Many small business owners wish to incorporate and/or sell stock in their companies, but the expense and time required to comply with standard regulations deter them. Montana legislation includes a program that facilitates incorporation and another that allows for stock issues with far fewer legal restrictions. To be eligible for either program, certain qualifications must be met. The programs and the qualifications are described below.

Incorporating a Business

The advantages of incorporating a business are well known. A business shareholder is not liable for more than his or her investment in a corporation. Creditors cannot seek individuals' assets for repayment of corporate liabilities (although financial institutions may require personal guarantees behind a corporate loan.) Incorporation usually opens channels for raising larger amounts of money than is possible with a partnership.

One traditional disadvantage of incorporation for a small business is the amount of government regulation imposed on a corporation. Even privately held corporations are required to have a board of directors, conduct annual meetings, and keep minutes of those meetings.

A modestly-sized company in Montana should have a board of directors, and an annual meeting is a good idea. For small Montana companies, however, they are stumbling blocks to incorporation. The Montana Legislature passed the "Montana Close Corporation Act" in 1987 to allow small companies to easily incorporate. Companies that incorporate under this act are considered "closely held."

A closely held corporation must consist of twenty-five or fewer shareholders. There need not be a board of directors, nor does an annual meeting need to take place. An individual may hold several or all of the offices of the corporation. The filing fee is the same for a "regular" corporation-$70.

The advantage of establishing a closely held company is this; For the small Montana company, doing so eliminates most of the red tape of boards of directors, annual meetings, etc., but still provides the liability protection that a "regular" corporation affords. For those other than the smallest Montana companies, these matters are not just "red tape," however, and such firms should operate in a more formal manner. The closely held status is of little advantage for more professionally managed firms.

Forms for incorporation are available from:
 Montana Secretary of State
 State Capitol
 Helena, MT 59620
 (406) 444-3665

Upon request, this office can send copies of Montana Code Annotated, Title 35-Corporations, Partnerships, and Associations. The booklet discusses many other legal issues of a closely held corporation.

Raising Money Through Stock issue

One advantage of doing business as a corporation is the ability to raise capital. Public stock offerings are rare in Montana. Fewer than ten Montana companies have completed successful initial public offerings (IPOs), including Big Sky Airlines, Ribi Immunochem in Hamilton, United Tote in Shepherd, and Montana Naturals in Arlee.

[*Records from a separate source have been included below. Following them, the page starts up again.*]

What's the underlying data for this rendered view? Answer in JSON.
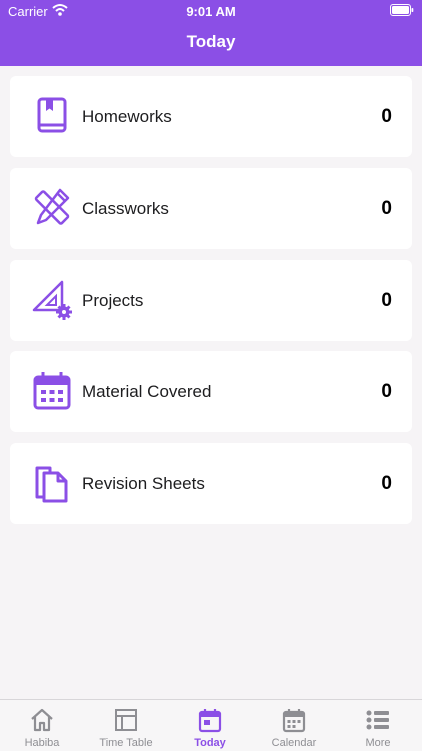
{
  "status_bar": {
    "carrier": "Carrier",
    "time": "9:01 AM"
  },
  "header": {
    "title": "Today"
  },
  "cards": [
    {
      "label": "Homeworks",
      "count": "0",
      "icon": "book-icon"
    },
    {
      "label": "Classworks",
      "count": "0",
      "icon": "ruler-pencil-icon"
    },
    {
      "label": "Projects",
      "count": "0",
      "icon": "triangle-gear-icon"
    },
    {
      "label": "Material Covered",
      "count": "0",
      "icon": "calendar-icon"
    },
    {
      "label": "Revision Sheets",
      "count": "0",
      "icon": "copy-document-icon"
    }
  ],
  "tabs": [
    {
      "label": "Habiba",
      "icon": "home-icon",
      "active": false
    },
    {
      "label": "Time Table",
      "icon": "table-icon",
      "active": false
    },
    {
      "label": "Today",
      "icon": "calendar-day-icon",
      "active": true
    },
    {
      "label": "Calendar",
      "icon": "calendar-icon",
      "active": false
    },
    {
      "label": "More",
      "icon": "list-icon",
      "active": false
    }
  ],
  "colors": {
    "accent": "#8b4fe6",
    "inactive": "#8e8e93",
    "background": "#f6f4f6"
  }
}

Public stock offerings are expensive and leave a company with considerable government reporting requirements. Few companies can interest a stock underwriter in taking their firms "public."

An alternative to an IPO is a private placement. If you conform to the Securities and Exchange Commission's (SEC) Regulation D, you are freed from its enormous reporting requirements. What you are not freed from in a private placement is legal expenses. An attorney plays a critical role in putting together a private placement; therefore, the fees can be considerable.

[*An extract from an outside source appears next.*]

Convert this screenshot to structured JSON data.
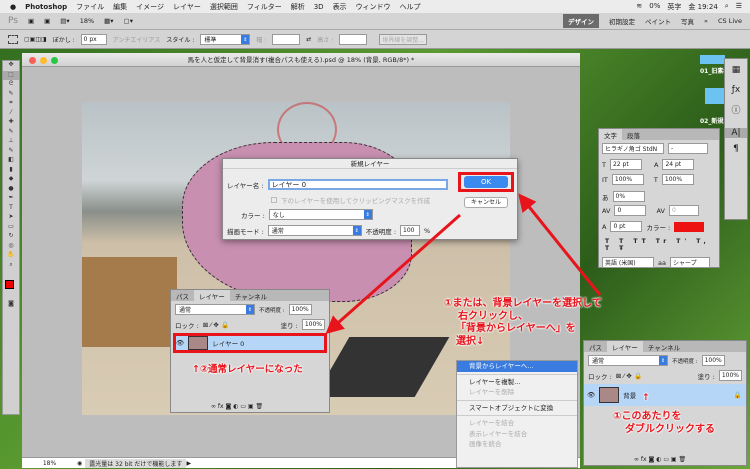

There is another alternative. The Montana Investment Capital Exemption (MICE) allows companies seeking $500,000 or less from fewer than forty people to issue stock without needing to conform to all of the requirements of the Uniform Securities Act. Securities officers in the Montana Securities Department state that the stock issue can usually be handled without, or with minimum involvement of, an attorney.

Some of the details of the MICE program are worth noting here. First, the issuing company sets a maximum amount of money to be raised ($500,000 or less). If less than 75 percent of that is raised during a six-month period, all funds must be returned to investors. Investors are limited to a maximum investment based on their personal financial situation. Under the program, persons may not invest more than the greater of:

* $15,000

* 25 percent of their annual income

* 25 percent of their net worth

There are other restrictions and guidelines, which can be obtained by contacting:
 Montana Securities Department
 P.O. Box 4009
 Helena, MT 59604

To issue stock tinder the MICE program, you need to complete a twenty-five page disclosure form and file it, along with a $200 filing fee, with the Montana Securities Department. You must describe the anticipated use of funds, past company financial records, assets of the company, the management team and other key personnel, current shareholders in the corporation and their percentage ownership, and other information. Part of what you are asked to supply is much of the information included in a typical business plan- nature of the industry, company products, marketing plans, financial projections, etc.

Although the purpose of this program is to reduce your reliance on an attorney and the high fees associated with a private placement, you would be wise to consult professionals in filling out the forms, including an accountant, attorney, and/or consultant skilled in such matters.

Since program inception, between twenty and thirty companies have successfully filed applications under the MICE program. Approximately five have been successful in raising the required 75 percent of total funds sought that allows them to use the money raised. Businesses have found it difficult to sell the stock that has been authorized.


The Montana Close Corporation Act allows small Montana companies to incorporate without having to form a board of directors or conduct annual meetings. One person can fill several or all offices of the corporation. This affords them the advantages of incorporation without the accompanying red tape.

The Montana Investment Capital Exemption program allows a company to conduct a private placement without having to pay large attorney fees. This allows it to seek money in arenas from which it was previously deterred.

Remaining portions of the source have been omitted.